Take a look back at Shaquille O’Neal’s career

A parting of ways saw O’Neal traded to Miami in 2004, where he quickly set about proving he was still a championship-deciding superstar. Alongside another young star guard in Dwyane Wade, O’Neal helped the Heat claim its first championship in 2006.


Oscar Robertson

“The Big O” set record upon record with the Royals before winning a title with the Bucks.

Number retired by: Kings (No. 14), Bucks (No. 1)

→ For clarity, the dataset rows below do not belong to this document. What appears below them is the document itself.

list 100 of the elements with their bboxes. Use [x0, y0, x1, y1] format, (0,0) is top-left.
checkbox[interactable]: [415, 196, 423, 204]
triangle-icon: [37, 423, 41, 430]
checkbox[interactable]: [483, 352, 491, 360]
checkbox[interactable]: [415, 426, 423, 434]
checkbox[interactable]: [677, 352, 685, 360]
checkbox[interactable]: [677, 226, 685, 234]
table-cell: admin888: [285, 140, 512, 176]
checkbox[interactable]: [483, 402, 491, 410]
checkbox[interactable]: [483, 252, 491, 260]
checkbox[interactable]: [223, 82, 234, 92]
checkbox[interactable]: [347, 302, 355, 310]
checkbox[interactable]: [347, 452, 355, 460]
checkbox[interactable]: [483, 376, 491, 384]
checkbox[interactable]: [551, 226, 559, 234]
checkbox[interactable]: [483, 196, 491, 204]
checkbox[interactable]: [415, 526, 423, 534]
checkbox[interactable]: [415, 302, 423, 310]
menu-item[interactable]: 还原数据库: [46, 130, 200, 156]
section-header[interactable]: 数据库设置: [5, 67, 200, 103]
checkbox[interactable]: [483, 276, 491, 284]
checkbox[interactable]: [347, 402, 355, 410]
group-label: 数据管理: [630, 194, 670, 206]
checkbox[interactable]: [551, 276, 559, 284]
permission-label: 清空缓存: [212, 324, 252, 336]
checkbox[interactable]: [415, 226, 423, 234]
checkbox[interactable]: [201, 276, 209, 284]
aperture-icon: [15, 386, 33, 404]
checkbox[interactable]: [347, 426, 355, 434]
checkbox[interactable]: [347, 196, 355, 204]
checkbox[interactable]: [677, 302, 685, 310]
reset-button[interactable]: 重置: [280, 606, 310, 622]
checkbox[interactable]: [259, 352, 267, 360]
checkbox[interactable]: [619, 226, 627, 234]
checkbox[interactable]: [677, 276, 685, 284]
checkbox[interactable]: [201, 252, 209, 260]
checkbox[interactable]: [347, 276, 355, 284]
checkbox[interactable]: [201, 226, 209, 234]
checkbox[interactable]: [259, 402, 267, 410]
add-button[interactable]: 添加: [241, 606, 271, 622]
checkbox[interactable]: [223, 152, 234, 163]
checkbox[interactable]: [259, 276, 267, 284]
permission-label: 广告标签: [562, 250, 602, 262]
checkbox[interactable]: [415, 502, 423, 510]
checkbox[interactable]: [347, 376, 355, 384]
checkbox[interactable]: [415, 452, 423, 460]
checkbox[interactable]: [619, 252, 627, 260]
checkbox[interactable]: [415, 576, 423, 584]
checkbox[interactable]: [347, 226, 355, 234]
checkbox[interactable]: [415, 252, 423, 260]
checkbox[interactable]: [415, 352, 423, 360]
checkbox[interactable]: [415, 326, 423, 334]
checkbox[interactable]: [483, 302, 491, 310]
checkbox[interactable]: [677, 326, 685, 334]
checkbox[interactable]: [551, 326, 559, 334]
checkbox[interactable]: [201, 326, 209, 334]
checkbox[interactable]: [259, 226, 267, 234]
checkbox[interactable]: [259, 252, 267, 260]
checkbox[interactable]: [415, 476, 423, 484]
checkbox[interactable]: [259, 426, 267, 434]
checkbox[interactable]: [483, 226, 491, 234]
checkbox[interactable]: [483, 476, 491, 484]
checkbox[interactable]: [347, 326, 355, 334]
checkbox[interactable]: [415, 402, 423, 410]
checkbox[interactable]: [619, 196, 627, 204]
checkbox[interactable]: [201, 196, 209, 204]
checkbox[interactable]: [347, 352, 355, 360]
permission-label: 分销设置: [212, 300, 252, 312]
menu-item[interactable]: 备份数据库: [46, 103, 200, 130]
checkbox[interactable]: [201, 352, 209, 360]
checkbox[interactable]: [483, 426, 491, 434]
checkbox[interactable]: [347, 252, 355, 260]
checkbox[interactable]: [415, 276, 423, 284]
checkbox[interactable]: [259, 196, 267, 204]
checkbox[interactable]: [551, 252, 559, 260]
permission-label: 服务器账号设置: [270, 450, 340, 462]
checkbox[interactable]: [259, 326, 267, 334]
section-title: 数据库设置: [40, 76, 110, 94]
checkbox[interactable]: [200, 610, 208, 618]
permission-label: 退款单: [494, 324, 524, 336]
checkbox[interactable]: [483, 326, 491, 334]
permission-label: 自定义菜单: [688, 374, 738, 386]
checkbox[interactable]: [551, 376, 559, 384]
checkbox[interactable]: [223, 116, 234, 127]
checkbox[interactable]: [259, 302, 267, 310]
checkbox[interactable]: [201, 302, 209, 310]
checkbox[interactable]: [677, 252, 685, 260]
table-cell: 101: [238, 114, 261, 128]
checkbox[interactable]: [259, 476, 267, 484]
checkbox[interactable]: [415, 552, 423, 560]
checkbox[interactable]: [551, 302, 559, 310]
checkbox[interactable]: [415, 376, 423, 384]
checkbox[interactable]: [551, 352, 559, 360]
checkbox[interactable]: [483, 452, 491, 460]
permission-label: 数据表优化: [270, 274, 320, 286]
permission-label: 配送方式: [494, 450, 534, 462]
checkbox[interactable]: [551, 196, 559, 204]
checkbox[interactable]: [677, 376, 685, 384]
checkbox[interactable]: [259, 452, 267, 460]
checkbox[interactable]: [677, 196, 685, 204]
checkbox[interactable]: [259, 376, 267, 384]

Robertson’s early days are harder to visualize not because of the player, but the team. The Cincinnati Royals are now the Sacramento Kings, but the team’s former city and name remain synonymous with the NBA’s original walking triple-double. Robertson averaged an absurd 29.3 ppg, 10.3 apg and 8.5 rpg in 10 seasons with the Royals, including his iconic triple-double average as a 23-year-old player in his second season. He was an All-Star from 1960-70 in Cincinnati while claiming six assist crowns, a scoring title, Rookie of the Year (1960-61) and MVP honors (1963-64), too. In terms of competitiveness, many of his peers describe him as “Jordan before Jordan.” The Royals came within one game of toppling the mighty Celtics in the 1963 Eastern Division finals.

A stunning trade to Milwaukee in 1970 paired Robertson with the ultimate frontcourt teammate in Lew Alcindor (later Kareem Abdul-Jabbar). The pair quickly gelled and led the Bucks to 66 wins in its first season together before rolling through the playoffs and sweeping Baltimore in The Finals. Robertson and Abdul-Jabbar made the Finals again in 1974 before ultimately falling to the Celtics.


Nate Thurmond

Thurmond’s work on the glass is among the best the league has ever seen.

Number retired by: Warriors (No. 42), Cavaliers (No. 42)

The oft-forgotten third pillar of rebounding during the Russell-Chamberlain era, Thurmond averaged 15 rpg over his entire Hall-of-Fame career. The “Chairman of the Boards” spent his first 11 seasons with the Warriors, amassing seven All-Star appearances and five All-Defensive honors. Thurmond played for two Finals teams in San Francisco, the latter coming closest in a 4-2 loss to Chamberlain’s 76ers in 1967.

Thurmond spent the last two years of his career in his home state of Ohio, playing a key role in Cleveland’s first conference finals team in 1976.